Not really. Hack any windows box and you have access to the SCO on its
other nic. The SCO still needs to be strongly locked up as though it
were directly on the internet. I know that's annoying, but it's better
to lock all the doors.
You had better look into HIPAA requirements. There are some people at
http://aplawrence.com/consultants.html who claim competency in that
area, a search at http://aplawrence.com/cgi-bin/search3.pl turns up at
least one but I thought there were more.
Abid,
Tony's right. Unless you've thoroughly studied the HIPAA requirements
for data security, you should refer this to someone who has.
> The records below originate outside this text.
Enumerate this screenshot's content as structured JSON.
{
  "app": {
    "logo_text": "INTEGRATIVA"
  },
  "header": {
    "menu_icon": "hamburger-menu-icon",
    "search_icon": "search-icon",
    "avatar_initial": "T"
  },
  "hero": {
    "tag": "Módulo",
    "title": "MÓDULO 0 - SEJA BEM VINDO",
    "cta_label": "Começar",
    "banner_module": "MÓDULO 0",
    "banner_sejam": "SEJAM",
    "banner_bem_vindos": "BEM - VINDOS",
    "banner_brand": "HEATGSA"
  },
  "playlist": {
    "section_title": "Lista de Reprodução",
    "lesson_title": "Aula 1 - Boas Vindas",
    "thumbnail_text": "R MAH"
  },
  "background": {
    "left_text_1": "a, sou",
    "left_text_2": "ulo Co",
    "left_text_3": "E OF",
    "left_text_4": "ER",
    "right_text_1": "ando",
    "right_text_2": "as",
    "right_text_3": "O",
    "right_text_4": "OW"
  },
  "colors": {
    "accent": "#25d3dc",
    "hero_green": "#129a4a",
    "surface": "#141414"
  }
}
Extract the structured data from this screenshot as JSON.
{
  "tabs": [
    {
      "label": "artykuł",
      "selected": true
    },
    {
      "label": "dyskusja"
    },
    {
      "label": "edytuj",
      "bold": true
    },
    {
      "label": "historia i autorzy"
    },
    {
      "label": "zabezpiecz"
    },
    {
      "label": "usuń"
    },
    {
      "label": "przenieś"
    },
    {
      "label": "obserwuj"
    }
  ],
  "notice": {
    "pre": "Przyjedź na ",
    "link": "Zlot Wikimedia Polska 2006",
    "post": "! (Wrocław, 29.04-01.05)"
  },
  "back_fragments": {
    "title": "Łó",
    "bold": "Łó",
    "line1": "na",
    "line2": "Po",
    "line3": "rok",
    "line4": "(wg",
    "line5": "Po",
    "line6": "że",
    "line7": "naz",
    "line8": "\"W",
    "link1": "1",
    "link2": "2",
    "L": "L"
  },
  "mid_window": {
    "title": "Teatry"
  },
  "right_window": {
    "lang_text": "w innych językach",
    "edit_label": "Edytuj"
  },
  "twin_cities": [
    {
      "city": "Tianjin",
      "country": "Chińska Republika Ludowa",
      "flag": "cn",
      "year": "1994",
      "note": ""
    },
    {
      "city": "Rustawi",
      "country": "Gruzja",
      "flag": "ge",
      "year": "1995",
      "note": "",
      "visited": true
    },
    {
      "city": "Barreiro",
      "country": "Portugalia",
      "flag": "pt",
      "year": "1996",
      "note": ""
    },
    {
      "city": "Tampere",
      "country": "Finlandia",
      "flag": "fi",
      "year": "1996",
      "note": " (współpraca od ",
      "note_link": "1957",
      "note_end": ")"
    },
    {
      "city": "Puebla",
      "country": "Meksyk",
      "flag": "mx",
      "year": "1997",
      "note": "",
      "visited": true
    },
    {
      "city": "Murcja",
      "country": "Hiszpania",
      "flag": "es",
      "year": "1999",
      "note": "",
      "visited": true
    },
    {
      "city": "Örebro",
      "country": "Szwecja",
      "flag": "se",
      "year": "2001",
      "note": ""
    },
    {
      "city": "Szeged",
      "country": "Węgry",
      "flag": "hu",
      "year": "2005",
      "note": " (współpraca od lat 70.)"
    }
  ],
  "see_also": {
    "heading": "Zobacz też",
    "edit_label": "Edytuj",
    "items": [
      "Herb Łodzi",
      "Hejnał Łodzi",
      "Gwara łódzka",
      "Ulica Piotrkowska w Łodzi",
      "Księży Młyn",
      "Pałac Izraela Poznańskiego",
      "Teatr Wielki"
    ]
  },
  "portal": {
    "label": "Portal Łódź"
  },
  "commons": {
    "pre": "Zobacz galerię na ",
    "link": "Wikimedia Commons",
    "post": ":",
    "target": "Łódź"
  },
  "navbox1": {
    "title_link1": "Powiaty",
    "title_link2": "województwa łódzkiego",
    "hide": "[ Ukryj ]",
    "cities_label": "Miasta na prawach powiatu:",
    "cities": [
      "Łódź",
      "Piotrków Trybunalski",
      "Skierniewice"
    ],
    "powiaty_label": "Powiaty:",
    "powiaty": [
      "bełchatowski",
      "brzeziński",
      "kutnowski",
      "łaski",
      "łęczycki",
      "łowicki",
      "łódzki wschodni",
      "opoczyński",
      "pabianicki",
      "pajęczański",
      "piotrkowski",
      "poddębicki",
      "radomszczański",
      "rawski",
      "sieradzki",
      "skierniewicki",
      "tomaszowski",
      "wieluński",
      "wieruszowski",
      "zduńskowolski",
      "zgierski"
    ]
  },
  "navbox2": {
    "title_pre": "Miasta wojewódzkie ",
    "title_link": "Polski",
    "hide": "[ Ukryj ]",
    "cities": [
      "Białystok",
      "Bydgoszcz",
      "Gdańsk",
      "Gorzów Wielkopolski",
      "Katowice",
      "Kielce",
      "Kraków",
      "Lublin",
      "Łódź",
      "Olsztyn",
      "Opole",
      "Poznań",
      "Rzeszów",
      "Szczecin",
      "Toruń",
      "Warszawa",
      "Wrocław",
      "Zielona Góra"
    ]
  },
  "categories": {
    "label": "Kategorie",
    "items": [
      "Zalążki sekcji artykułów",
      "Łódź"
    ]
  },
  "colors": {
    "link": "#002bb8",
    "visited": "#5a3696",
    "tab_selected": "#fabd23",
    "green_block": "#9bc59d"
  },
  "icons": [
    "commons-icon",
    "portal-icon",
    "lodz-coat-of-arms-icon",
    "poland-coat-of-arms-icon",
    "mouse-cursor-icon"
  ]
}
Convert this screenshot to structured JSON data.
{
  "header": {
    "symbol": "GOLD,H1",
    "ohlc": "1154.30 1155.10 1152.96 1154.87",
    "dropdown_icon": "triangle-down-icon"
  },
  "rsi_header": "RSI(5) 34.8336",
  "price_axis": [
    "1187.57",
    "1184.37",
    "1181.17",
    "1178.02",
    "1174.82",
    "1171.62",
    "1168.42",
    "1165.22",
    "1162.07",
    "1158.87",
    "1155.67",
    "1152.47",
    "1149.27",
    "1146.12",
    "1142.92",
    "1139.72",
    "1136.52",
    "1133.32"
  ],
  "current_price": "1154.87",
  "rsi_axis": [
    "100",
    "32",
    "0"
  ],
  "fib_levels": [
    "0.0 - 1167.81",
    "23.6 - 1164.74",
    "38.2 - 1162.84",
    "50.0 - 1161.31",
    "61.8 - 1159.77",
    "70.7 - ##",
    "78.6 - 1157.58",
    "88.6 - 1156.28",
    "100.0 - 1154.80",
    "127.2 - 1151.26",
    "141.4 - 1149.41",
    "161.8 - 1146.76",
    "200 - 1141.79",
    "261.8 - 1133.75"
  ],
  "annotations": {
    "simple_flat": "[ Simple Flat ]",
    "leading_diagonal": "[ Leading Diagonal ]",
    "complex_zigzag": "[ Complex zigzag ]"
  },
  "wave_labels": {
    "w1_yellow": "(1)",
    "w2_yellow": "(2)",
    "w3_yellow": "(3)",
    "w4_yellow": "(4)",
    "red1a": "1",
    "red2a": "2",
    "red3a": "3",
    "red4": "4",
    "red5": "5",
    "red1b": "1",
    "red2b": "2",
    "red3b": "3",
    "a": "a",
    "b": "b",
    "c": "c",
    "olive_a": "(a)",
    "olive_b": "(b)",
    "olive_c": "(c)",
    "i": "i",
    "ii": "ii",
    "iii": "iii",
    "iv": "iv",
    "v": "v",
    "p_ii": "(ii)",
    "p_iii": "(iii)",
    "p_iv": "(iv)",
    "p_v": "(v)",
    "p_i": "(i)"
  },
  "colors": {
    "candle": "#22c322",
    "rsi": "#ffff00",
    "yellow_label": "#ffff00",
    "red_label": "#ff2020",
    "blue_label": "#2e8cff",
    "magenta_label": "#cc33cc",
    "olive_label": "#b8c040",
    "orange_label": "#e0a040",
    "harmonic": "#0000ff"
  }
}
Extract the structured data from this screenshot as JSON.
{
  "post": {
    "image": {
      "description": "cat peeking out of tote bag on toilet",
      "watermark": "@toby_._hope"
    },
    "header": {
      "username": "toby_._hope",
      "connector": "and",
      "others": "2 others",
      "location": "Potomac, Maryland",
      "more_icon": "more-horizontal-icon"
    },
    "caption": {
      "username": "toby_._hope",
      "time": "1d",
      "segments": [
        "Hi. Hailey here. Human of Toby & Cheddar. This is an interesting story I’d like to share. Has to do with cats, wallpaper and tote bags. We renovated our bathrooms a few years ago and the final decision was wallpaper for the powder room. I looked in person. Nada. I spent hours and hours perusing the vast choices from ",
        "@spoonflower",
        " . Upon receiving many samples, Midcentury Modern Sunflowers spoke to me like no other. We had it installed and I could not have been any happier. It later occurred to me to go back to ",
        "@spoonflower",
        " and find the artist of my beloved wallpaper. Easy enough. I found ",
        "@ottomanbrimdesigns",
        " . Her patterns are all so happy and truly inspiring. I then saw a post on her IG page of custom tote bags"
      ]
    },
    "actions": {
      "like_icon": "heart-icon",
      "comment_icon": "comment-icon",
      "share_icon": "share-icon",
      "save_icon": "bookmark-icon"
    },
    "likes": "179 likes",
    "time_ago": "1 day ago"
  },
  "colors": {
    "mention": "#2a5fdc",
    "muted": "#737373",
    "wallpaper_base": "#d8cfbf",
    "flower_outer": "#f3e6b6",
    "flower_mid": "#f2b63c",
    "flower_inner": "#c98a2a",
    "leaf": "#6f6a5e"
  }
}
As an
example, at one point while the regulations were still in draft there
was a requirement that data exchanges between machines on the local
network had to be encrypted. I don't know whether this requirement
still stands but I do know that there are criminal as well as civil
penalties for mis-handling patient data. Be careful.
Steve Lancour
So you don't receive email on your server? Or you just let it queue
at the backup host overnight?
Depending on what email account we are talking about, yes it queues up
or no I don't receive it here.
I'm a self employed person and generally have been (minus a few moments
of stupidity here and there) since 1977. As I like the sound of cash
moving around in my bank accounts, I like having customers being able to
reach me. For example I keep my old business phone number alive even
though I don't use it for business anymore. Once in a while some
ancient customer calls me on that. Same for email accounts- the old
ones are still alive, and I'll keep 'em that way. I keep old web sites too.
The biggest exception to my "keep it" rule was that I recently dropped
my 800 number after 5 years (!) of fighting with AT&T because they kept
putting MY number on THEIR bills to customers- causing those customers
to call me looking for service or just to scream at me. It cost me
several hundred dollars every month, most of which AT&T did eventuall
credit, but it was still such a pain that I got rid of it.
Only if the windows boxes are never connected to the Unix box. A common
backdoor is to find a windows machine and go through it.